If true enter 1, else enter 0.
(i) A white precipitate (B) is formed, when a mineral (A) is boiled with ${Na}_2{CO}_3$ solution.
(ii) The precipitate is filtered an the filtrate contains two compounds (C) and (D).

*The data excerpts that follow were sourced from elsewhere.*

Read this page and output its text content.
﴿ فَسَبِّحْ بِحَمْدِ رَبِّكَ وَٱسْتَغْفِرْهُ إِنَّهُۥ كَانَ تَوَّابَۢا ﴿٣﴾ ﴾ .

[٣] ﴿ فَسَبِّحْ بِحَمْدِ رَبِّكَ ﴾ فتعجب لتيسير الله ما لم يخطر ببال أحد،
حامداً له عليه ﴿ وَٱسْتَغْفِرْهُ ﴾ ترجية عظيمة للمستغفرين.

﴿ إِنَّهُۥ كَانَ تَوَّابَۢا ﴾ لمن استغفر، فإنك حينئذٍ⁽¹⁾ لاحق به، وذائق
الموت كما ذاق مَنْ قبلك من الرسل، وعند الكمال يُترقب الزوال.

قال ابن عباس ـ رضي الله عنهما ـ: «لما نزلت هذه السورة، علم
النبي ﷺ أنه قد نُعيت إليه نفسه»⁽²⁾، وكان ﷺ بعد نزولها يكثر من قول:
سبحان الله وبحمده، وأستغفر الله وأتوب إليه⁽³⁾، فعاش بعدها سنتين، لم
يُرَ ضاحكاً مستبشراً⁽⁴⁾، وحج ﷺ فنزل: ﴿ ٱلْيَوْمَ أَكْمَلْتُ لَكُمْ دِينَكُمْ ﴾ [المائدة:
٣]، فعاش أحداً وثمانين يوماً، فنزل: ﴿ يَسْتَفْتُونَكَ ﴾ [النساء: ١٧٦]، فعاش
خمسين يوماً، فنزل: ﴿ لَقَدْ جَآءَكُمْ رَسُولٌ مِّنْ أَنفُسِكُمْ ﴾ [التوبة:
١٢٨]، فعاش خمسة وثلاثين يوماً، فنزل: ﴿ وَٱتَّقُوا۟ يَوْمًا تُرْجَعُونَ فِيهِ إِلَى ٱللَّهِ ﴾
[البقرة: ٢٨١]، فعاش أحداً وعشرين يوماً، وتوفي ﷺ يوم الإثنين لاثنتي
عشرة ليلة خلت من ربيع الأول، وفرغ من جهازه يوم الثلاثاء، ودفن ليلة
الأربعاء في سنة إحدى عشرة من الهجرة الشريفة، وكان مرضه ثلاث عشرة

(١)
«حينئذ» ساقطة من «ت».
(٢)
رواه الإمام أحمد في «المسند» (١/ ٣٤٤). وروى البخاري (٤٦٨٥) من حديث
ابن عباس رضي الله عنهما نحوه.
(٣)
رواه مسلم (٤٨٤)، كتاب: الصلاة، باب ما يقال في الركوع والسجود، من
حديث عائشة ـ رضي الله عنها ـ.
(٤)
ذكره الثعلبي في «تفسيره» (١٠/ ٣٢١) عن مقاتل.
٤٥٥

The compound (C) is removed by crystallisation and when ${CO}_2$ is passed through the mother liquor left, (D) changes to (C).
(iii) The compound (C) on strong heating gives two compound (D) and (E).
(iv) E on heating with $CoO$ forms blue colour bead (F).
(A) to (F) are identified as (A) :$C{a}_2{B}_6{O}_{11}$, $CaC{O}_3$, $N{a}_2{B}_4{O}_7$, $NaB{O}_2$, $B_2{O}_3$ and $Co(B{O}_2{)}_2$

Answer 1

The compound (A) is $C{a}_2{B}_6{O}_{11}$
The compound (B) is $CaC{O}_3$
The compound (C) is $N{a}_2{B}_4{O}_7$
The compound (D) is $NaB{O}_2$
The compound (E) is $B_2{O}_3$
The compound (F)is $Co(B{O}_2{)}_2$
(i) A white precipitate (B) is formed, when a mineral (A) is boiled with ${Na}_2{CO}_3$ solution.
$\underset{\left(A\right)}{C{a}_2{B}_6{O}_{11}}+2n{a}_{2}C{O}_3⟶\underset{\left(B\right)}{2CaC{O}_3}+\underset{\left(C\right)}{N{a}_2{B}_4{O}_7}+\underset{\left(D\right)}{2NaB{O}_2}$
(ii) The precipitate is filtered an the filtrate contains two compounds (C) and (D). The compound (C) is removed by crystallisation and when ${CO}_2$ is passed through the mother liquor left, (D) changes to (C).
$\underset{\left(D\right)}{4NaB{O}_2}+C{O}_2⟶\underset{\left(C\right)}{N{a}_2{B}_4{O}_7}+N{a}_{2}C{O}_3$
(iii) The compound (C) on strong heating gives two compound (D) and (E).
$N{a}_2{B}_4{O}_7\underrightarrow{△}\underset{\left(D\right)}{2NaB{O}_2}+\underset{\left(E\right)}{B_2{O}_3}$
(iv) E on heating with $CoO$ forms blue colour bead (F).
$CoO+B_2{O}_3⟶\underset{\left(F\right)}{Co(B{O}_2{)}_2}$